In your case, b=i^m can be computed in O(log m) time.
The following Python code implements this:
def geometric(n,b,m):
T=1
e=b%m
total = 0
while n>0:
if n&1==1:
total = (e*total + T)%m
T = ((e+1)*T)%m
e = (e*e)%m
n = n/2
//print '{} {} {}'.format(total,T,e)
return total
This bit of magic has a mathematical reason - the operation on pairs defined as
(a,r)#(b,s)=(ab,as+r)
is associative, and the rule 1 basically means that:
(b,1)#(b,1)#... n times ... #(b,1)=(b^n,1+b+b^2+...+b^(n-1))
Repeated squaring always works when operations are associative. In this case, the # operator is O(log(m)) time, so repeated squaring takes O(log(n)log(m)).
One way to look at this is that the matrix exponentiation:
[[b,1],[0,1]]^n == [[b^n,1+b+...+b^(n-1))],[0,1]]
You can use a similar method to compute (a^n-b^n)/(a-b) modulo m because matrix exponentiation gives:
[[b,1],[0,a]]^n == [[b^n,a^(n-1)+a^(n-2)b+...+ab^(n-2)+b^(n-1)],[0,a^n]]

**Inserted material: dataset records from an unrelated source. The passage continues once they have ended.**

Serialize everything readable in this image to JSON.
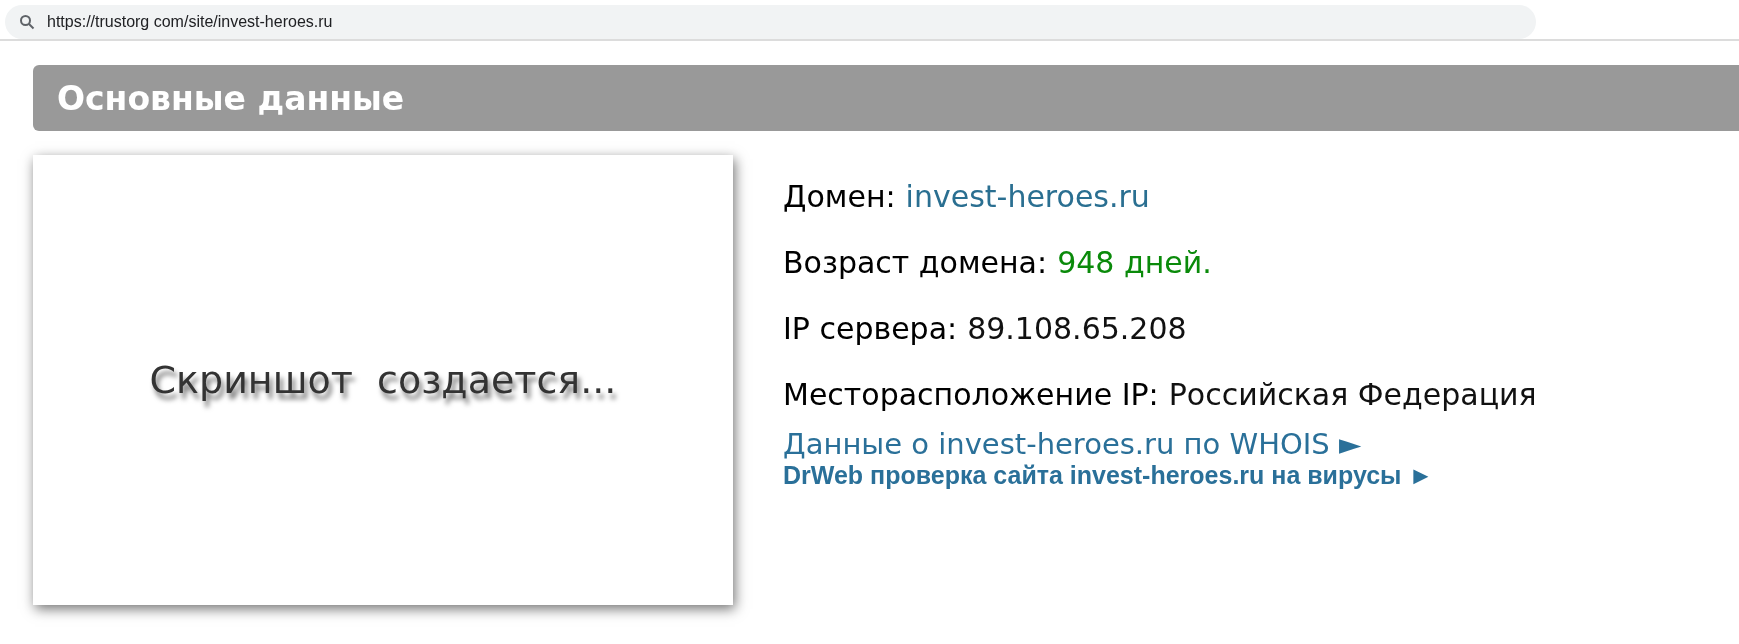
{
  "address_bar": {
    "url": "https://trustorg com/site/invest-heroes.ru"
  },
  "section": {
    "title": "Основные данные"
  },
  "screenshot_placeholder": {
    "text": "Скриншот  создается..."
  },
  "fields": [
    {
      "label": "Домен:",
      "value": "invest-heroes.ru",
      "kind": "link"
    },
    {
      "label": "Возраст домена:",
      "value": "948 дней.",
      "kind": "good"
    },
    {
      "label": "IP сервера:",
      "value": "89.108.65.208",
      "kind": "plain"
    },
    {
      "label": "Месторасположение IP:",
      "value": "Российская Федерация",
      "kind": "plain"
    }
  ],
  "links": [
    {
      "text": "Данные о invest-heroes.ru по WHOIS ►",
      "kind": "large"
    },
    {
      "text": "DrWeb проверка сайта invest-heroes.ru на вирусы ►",
      "kind": "small"
    }
  ]
}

Based on the approach of #braindoper a complete algorithm which calculates
1 + a + a^2 + ... +a^n mod m
looks like this in Mathematica:
geometricSeriesMod[a_, n_, m_] :=
Module[ {q = a, exp = n, factor = 1, sum = 0, temp},
While[And[exp > 0, q != 0],
If[EvenQ[exp],
temp = Mod[factor*PowerMod[q, exp, m], m];
sum = Mod[sum + temp, m];
exp--];
factor = Mod[Mod[1 + q, m]*factor, m];
q = Mod[q*q, m];
exp = Floor[ exp /2];
];
Return [Mod[sum + factor, m]]
]
Parameters:
a is the "ratio" of the series. It can be any integer (including zero and negative values).
n is the highest exponent of the series. Allowed are integers >= 0.
mis the integer modulus != 0
Note: The algorithm performs a Mod operation after every arithmetic operation. This is essential, if you transcribe this algorithm to a language with a limited word length for integers.